Seit einiger Zeit häufen sich die Meldungen zu gesundheitlichen Risiken von Milch und Milchprodukten. Im Hinblick auf das allgemeine Tierwohl und den Verzicht auf tierische Produkte machen Veganer und Tierschutzorganisationen verstärkt darauf aufmerksam, dass Milch Übergewicht, Diabetes und Konzentrationsprobleme verursache sowie das Herzinfarkt- und Krebsrisiko fördere.

Das diese “Kampage” bei den Verbrauchern offenbar nicht ohne Wirkung bleibt, zeigt sich u.a. in den vermehrt auftretenden Hinweisen “laksose-frei” auf Lebensmitteletiketten und Speisekarten. Immer häufiger wird in Cafés nach veganen Kaffeegetränken gefragt oder im Restaurant auf Sahne in Soßen und Desserts verzichtet.

Wissenschaftliche Studien sprechen allerdings eine andere Sprache: Der regelmäßige Milchkonsum wirkt sich nicht aufs Gewicht aus, sondern schützt sogar in einem geringen Maß vor Übergewicht. Dasselbe gilt für Herz-Kreislauf-Erkrankungen und Diabetes.
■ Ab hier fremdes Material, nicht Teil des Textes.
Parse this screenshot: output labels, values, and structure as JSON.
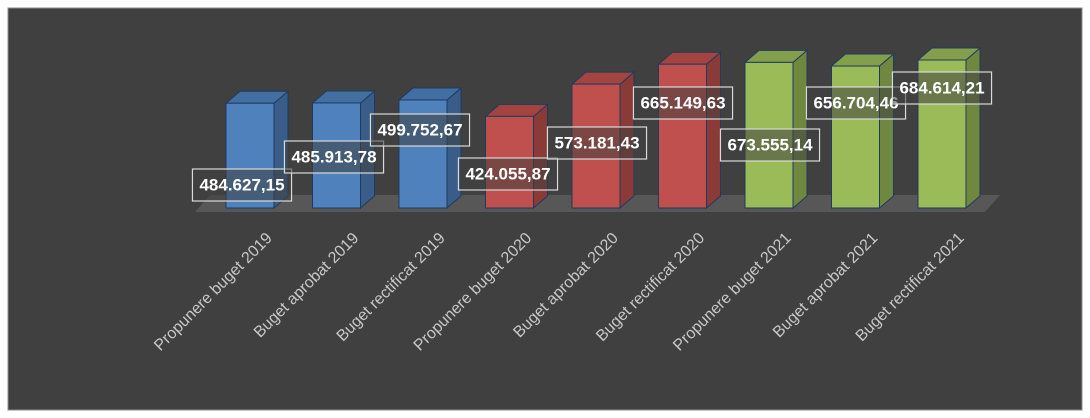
{
  "chart_data": {
    "type": "bar3d",
    "categories": [
      "Propunere buget 2019",
      "Buget aprobat 2019",
      "Buget rectificat 2019",
      "Propunere buget 2020",
      "Buget aprobat 2020",
      "Buget rectificat 2020",
      "Propunere buget 2021",
      "Buget aprobat 2021",
      "Buget rectificat 2021"
    ],
    "values": [
      484627.15,
      485913.78,
      499752.67,
      424055.87,
      573181.43,
      665149.63,
      673555.14,
      656704.46,
      684614.21
    ],
    "value_labels": [
      "484.627,15",
      "485.913,78",
      "499.752,67",
      "424.055,87",
      "573.181,43",
      "665.149,63",
      "673.555,14",
      "656.704,46",
      "684.614,21"
    ],
    "colors": [
      "#4f81bd",
      "#4f81bd",
      "#4f81bd",
      "#c0504d",
      "#c0504d",
      "#c0504d",
      "#9bbb59",
      "#9bbb59",
      "#9bbb59"
    ]
  }
}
Übergewicht, Diabetes und Herzkreislauferkrankungen

Wer über den Milchkonsum mehr Kalorien aufnimmt, als er oder sie an Energie verbraucht, speichert diese als Fett. Logisch, gilt allerdings für jedes Lebensmittel.

Milch liefert für den Menschen leicht verdauliche Fette, dazu alle essentiellen Aminosäuren sowie Vitamin D, A, K, B12 und Folsäure. Je nach Fütterung der Tiere steigt der Anteil wichtiger Fettsäuren, wie Ölsäure, konjugierte Linolsäure (CLA) und Omega-3-Fettsäuren.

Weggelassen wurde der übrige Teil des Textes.